Wieczorkiem pyta się mnie a wiesz może ja wstawię bigos to będziemy mieli na jutro... chyba się na dobre wystraszył tego mojego strajkowania i oczywiście wstawił bigosik. Ja dzisiaj go podgotuję i doprawię i będzie na dwa dni a może trzy
- Zarejestrowany: 24.05.2011, 09:12
- Posty: 2868
Wiele rodzin tak robi. U mnie w domu mama często gotowała sporo i zostawało na drugi dzień. Ja także.
- Zarejestrowany: 03.01.2012, 09:15
- Posty: 24
witajcie, jestem tu nowa. Gotuję często "na dwa dni" żeby zaoszczędzić czas, jednak często też mój mąż obiad który przeznaczam na 2-3dni zjada migiem w ciągu jednej godziny :/
- Zarejestrowany: 31.01.2010, 09:26
- Posty: 21500
U nas teraz gotowanie to masakra.
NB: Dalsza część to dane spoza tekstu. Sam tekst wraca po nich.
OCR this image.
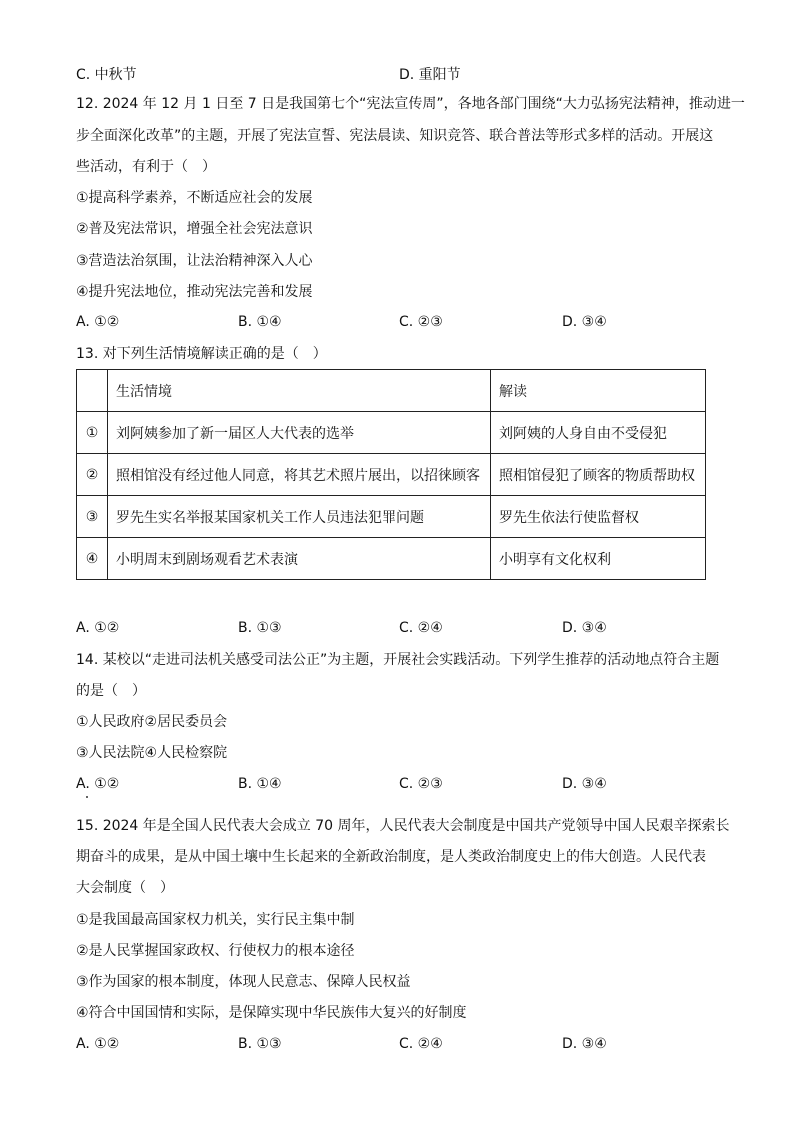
C. 中秋节	D. 重阳节
12. 2024 年 12 月 1 日至 7 日是我国第七个“宪法宣传周”，各地各部门围绕“大力弘扬宪法精神，推动进一
步全面深化改革”的主题，开展了宪法宣誓、宪法晨读、知识竞答、联合普法等形式多样的活动。开展这
些活动，有利于（　）
①提高科学素养，不断适应社会的发展
②普及宪法常识，增强全社会宪法意识
③营造法治氛围，让法治精神深入人心
④提升宪法地位，推动宪法完善和发展
A. ①②	B. ①④	C. ②③	D. ③④
13. 对下列生活情境解读正确的是（　）
	生活情境	解读
①	刘阿姨参加了新一届区人大代表的选举	刘阿姨的人身自由不受侵犯
②	照相馆没有经过他人同意，将其艺术照片展出，以招徕顾客	照相馆侵犯了顾客的物质帮助权
③	罗先生实名举报某国家机关工作人员违法犯罪问题	罗先生依法行使监督权
④	小明周末到剧场观看艺术表演	小明享有文化权利
A. ①②	B. ①③	C. ②④	D. ③④
14. 某校以“走进司法机关感受司法公正”为主题，开展社会实践活动。下列学生推荐的活动地点符合主题
的是（　）
①人民政府②居民委员会
③人民法院④人民检察院
A. ①②	B. ①④	C. ②③	D. ③④
15. 2024 年是全国人民代表大会成立 70 周年，人民代表大会制度是中国共产党领导中国人民艰辛探索长
期奋斗的成果，是从中国土壤中生长起来的全新政治制度，是人类政治制度史上的伟大创造。人民代表
大会制度（　）
①是我国最高国家权力机关，实行民主集中制
②是人民掌握国家政权、行使权力的根本途径
③作为国家的根本制度，体现人民意志、保障人民权益
④符合中国国情和实际，是保障实现中华民族伟大复兴的好制度
A. ①②	B. ①③	C. ②④	D. ③④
Młody je tyle co kot napłakał mama może ugotować sobie gar zupy na tydzień, a ja jadam w przedszkolu. Gdyby Młody zechciał chodzić na obiady w przedszkolu gotowalibyśmy obiad tylko w weekendy ;)
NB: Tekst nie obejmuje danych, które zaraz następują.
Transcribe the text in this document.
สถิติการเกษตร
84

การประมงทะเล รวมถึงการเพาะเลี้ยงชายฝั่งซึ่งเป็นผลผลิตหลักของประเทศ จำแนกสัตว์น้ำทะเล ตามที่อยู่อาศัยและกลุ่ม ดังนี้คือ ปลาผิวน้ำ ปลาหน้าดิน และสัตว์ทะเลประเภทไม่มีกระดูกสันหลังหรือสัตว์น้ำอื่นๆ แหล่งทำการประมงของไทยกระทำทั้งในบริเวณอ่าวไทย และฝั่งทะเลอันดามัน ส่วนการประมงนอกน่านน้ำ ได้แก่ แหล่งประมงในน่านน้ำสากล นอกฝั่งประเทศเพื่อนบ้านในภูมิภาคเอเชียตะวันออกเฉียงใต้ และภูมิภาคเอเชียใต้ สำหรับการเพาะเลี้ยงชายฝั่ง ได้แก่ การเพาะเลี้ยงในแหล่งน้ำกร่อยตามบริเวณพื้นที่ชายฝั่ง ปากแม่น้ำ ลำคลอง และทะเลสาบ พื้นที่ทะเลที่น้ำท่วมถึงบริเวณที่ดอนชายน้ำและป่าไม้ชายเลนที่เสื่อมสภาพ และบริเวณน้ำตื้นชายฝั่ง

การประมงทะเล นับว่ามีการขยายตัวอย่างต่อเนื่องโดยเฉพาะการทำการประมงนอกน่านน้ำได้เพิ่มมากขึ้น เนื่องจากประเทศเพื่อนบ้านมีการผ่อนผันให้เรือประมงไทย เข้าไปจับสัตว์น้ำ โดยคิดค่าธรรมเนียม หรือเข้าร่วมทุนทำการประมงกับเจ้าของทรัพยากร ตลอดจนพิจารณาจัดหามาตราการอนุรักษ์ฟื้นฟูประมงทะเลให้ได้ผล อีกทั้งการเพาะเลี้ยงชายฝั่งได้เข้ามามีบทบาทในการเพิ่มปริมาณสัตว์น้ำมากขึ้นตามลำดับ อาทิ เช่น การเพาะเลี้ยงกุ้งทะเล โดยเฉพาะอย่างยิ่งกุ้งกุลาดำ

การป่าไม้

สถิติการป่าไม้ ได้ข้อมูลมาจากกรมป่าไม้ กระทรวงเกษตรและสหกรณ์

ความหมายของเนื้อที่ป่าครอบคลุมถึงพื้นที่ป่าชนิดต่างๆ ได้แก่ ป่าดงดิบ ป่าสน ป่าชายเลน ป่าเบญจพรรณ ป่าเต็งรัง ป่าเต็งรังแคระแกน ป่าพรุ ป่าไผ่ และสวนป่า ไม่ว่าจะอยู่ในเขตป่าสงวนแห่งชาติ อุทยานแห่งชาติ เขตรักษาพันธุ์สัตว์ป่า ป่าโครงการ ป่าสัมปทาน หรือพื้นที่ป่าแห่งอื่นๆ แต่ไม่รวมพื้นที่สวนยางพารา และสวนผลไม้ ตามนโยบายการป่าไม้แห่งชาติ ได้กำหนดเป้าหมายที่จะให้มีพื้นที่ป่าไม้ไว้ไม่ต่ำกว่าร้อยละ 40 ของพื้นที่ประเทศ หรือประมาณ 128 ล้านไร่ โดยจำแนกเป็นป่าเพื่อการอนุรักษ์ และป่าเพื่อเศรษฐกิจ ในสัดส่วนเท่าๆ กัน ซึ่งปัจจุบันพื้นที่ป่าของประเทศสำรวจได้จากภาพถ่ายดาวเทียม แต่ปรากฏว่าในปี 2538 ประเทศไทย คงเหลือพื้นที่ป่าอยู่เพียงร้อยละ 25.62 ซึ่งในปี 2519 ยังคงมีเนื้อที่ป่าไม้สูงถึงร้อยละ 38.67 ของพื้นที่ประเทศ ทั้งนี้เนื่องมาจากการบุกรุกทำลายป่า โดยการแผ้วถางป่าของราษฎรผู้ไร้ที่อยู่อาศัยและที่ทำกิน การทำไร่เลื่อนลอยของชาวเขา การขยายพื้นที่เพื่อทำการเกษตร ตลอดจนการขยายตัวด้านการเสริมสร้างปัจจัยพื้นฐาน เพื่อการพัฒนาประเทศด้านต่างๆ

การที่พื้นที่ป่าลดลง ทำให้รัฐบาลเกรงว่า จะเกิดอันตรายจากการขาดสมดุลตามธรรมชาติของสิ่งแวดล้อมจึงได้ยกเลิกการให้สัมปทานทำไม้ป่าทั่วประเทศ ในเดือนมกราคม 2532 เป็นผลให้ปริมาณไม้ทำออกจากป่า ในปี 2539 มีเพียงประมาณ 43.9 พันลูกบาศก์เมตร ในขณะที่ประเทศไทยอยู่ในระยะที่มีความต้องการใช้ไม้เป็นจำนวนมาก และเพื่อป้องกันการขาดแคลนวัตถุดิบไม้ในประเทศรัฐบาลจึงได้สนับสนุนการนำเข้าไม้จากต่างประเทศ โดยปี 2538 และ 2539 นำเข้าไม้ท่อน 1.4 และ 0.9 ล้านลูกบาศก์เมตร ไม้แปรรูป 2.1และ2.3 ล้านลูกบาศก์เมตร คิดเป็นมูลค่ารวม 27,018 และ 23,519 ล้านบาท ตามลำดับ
- Zarejestrowany: 10.03.2011, 16:24
- Posty: 18894
Ja różnie gotuję. Czasem jak mam wenę i z czego, to robię takie półprodukty, które potem tylko doprawiam , "miksuję" i "cuda wianki czynię" i mam obiady na cały tydzień.
tzw. misz-masz czyli dania jednogarnkowe są jednodniowe, zupy max dwudniowe a bardziej złożone drugie dania różnie ale w zasadzie nie więcej niz dwa dni.
- Zarejestrowany: 06.01.2010, 15:15
- Posty: 112855
witajcie, jestem tu nowa. Gotuję często "na dwa dni" żeby zaoszczędzić czas, jednak często też mój mąż obiad który przeznaczam na 2-3dni zjada migiem w ciągu jednej godziny :/
Witaj na naszym forum:))) Ja przedwczoraj ugotowałam rosół i gdyby nie moja szybka "interwencja" nie byłoby na drugi dzień pomidorówki:) Schowałam rosołek do lodówki i powiedziałam, że sie skonczył:)))
Dziś gotowałam ogórkową i będzie jeszcze na jutro:)))
- Zarejestrowany: 06.01.2010, 15:15
- Posty: 112855
Hmm, ja Męża za bardzo rozpuściłam. U nas by się to nie sprawdziło :/ Rozpętałabym wojnę :) Przecież siedzę w domu, to co mam do roboty.
U nas było podobnie:) Ale niestety, koniec z tym. Ja też muszę mieć czas dla siebie:) I gotuję na dwa dni:))) Komu sie nie podoba, to niech nie je:)))
- Zarejestrowany: 12.02.2011, 20:10
- Posty: 3358
I ja się dołączam. O ile mi M nie zje "obiadu na drugi dzień" na kolację dnia pierwszego, bo bywało i tak;).